The Biden administration outlined a national strategy Tuesday of executive actions and legislative priorities it says will combat hunger and address diet-related conditions such as heart disease, diabetes and various cancers that plague millions of Americans.
The strategy arrives the day before President Joe Biden is scheduled to address the White House Conference on Hunger, Nutrition and Health where several hundred attendees will discuss recommendations and ideas the White House gathered over the summer. Biden has said the goal of the conference is to end hunger and reduce chronic illnesses linked to poor diets by 2030.
Participants are expected to announce commitments Wednesday on steps they will take to advance the national strategy.
“This important conference and the commitment to a national strategy on ending hunger and healthier eating will build on the research and knowledge we now have to make America truly a stronger, healthier nation,” Biden said in a statement.
The daylong event at the Ronald Reagan Building and International Trade Center is structured under five pillars: Improving food access and affordability; integrating nutrition and health; giving consumers healthy choices and empowering them to make them; supporting physical activity; and enhancing nutrition and food security research.
“The consequences of food insecurity and diet-related diseases are significant, far reaching, and disproportionately impact historically underserved communities,” said Biden. “Yet, food insecurity and diet-related diseases are largely preventable, if we prioritize the health of the nation.”
Under the White House plan, Supplemental Nutrition Assistance Program eligibility would be expanded, children would get better access to free meals, and summer benefits would be extended to more school kids. Such changes would require congressional approval.
Under the wide-ranging plan, the administration would seek to reinstate a more generous child tax credit that expired in January and is credited with temporarily reducing child poverty.

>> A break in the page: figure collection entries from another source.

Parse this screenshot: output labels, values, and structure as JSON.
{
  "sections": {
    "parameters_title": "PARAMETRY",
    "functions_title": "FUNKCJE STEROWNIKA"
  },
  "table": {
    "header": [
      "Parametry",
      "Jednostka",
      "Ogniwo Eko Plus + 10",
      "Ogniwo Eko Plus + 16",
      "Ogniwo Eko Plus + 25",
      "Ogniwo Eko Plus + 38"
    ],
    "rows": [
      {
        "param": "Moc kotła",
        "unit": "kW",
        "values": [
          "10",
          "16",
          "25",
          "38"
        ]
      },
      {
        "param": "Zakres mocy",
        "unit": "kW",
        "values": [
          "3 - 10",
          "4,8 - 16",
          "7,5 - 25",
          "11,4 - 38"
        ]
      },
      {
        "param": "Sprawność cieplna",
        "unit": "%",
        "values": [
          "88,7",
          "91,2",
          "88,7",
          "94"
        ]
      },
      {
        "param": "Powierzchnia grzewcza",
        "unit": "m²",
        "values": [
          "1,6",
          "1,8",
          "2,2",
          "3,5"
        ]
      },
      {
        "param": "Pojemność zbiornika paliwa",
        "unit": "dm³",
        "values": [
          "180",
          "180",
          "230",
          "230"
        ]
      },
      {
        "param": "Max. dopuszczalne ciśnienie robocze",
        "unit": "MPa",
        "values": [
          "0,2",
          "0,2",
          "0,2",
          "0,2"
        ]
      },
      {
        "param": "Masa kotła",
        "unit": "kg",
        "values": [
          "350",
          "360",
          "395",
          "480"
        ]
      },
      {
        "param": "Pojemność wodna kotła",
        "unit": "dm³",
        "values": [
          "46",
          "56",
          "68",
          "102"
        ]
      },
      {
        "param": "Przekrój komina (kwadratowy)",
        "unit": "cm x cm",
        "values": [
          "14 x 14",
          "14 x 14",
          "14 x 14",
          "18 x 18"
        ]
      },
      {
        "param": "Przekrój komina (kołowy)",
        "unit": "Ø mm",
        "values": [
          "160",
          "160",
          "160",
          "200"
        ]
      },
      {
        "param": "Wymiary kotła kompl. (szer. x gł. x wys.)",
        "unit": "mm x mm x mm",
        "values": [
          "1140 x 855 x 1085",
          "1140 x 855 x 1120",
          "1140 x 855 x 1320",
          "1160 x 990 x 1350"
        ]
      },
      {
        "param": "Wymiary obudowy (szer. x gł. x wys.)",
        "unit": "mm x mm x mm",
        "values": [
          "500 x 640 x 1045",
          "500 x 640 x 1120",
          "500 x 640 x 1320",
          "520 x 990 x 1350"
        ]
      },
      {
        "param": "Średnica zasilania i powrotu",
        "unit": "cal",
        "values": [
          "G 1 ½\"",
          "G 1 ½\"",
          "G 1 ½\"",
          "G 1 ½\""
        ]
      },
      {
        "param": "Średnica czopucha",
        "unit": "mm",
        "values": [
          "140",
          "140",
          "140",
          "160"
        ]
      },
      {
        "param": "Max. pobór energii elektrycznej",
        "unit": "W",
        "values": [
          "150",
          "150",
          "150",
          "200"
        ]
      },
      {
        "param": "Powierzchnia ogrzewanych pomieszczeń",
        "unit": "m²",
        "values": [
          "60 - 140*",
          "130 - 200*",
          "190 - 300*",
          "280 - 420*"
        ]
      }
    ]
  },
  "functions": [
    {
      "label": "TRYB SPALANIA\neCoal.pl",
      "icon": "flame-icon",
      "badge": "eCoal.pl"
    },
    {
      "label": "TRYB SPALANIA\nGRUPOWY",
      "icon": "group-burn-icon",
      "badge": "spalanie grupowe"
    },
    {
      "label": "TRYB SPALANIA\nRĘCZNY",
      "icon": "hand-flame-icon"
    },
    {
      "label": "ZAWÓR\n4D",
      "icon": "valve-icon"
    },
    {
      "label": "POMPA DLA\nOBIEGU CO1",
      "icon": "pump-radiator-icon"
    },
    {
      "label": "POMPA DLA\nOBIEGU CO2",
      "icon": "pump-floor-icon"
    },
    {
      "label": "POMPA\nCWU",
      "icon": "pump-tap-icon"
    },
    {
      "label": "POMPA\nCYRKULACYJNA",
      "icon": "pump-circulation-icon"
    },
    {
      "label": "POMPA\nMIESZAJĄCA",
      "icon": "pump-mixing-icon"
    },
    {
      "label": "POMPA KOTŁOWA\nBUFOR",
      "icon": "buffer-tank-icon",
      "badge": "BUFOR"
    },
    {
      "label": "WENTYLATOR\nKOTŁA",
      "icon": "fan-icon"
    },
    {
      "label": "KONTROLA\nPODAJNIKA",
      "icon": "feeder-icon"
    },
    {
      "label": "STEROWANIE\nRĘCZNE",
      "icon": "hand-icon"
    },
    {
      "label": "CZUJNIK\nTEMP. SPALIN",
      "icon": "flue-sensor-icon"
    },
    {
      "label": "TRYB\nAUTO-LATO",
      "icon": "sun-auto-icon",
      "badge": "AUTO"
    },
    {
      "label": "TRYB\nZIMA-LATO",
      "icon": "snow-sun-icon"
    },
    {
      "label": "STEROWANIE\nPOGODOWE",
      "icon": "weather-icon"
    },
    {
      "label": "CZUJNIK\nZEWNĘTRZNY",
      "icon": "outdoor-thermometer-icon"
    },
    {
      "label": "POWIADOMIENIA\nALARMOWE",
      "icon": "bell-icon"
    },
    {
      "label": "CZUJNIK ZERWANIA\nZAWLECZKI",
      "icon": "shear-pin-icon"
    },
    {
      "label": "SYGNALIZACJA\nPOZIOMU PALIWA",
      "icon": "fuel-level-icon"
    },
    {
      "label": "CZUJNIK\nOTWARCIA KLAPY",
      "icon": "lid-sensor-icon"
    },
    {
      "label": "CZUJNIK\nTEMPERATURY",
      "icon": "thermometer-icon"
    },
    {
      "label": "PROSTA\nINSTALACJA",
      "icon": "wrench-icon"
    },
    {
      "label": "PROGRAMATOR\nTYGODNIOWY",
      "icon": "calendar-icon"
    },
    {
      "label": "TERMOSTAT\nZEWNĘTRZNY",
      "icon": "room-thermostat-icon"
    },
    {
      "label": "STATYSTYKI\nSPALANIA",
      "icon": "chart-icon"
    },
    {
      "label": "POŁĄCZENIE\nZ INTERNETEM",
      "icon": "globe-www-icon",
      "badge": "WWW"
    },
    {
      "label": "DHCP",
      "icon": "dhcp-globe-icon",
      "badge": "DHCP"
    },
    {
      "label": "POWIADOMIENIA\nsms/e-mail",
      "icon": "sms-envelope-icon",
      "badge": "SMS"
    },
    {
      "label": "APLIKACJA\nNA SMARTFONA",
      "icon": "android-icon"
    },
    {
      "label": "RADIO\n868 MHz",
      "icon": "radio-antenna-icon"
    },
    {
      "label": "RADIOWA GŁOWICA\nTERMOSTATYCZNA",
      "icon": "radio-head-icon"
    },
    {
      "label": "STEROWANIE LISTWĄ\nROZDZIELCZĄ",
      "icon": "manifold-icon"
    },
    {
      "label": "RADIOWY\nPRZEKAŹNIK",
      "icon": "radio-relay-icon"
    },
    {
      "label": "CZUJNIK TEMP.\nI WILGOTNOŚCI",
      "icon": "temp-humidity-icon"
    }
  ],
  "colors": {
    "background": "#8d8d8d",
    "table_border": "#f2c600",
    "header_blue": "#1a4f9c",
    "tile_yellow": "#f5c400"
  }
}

Democrats expanded the child tax credit along party lines in last year’s $1.9 trillion COVID-19 relief law, initiating monthly payments of up to $300 per child and making it more widely available at higher income amounts. Households that owed little or no income taxes qualified, a move Republicans and Sen. Joe Manchin, opposed.
Administration officials said on a background call Monday that reviving the bigger child tax credit would give families more money for food.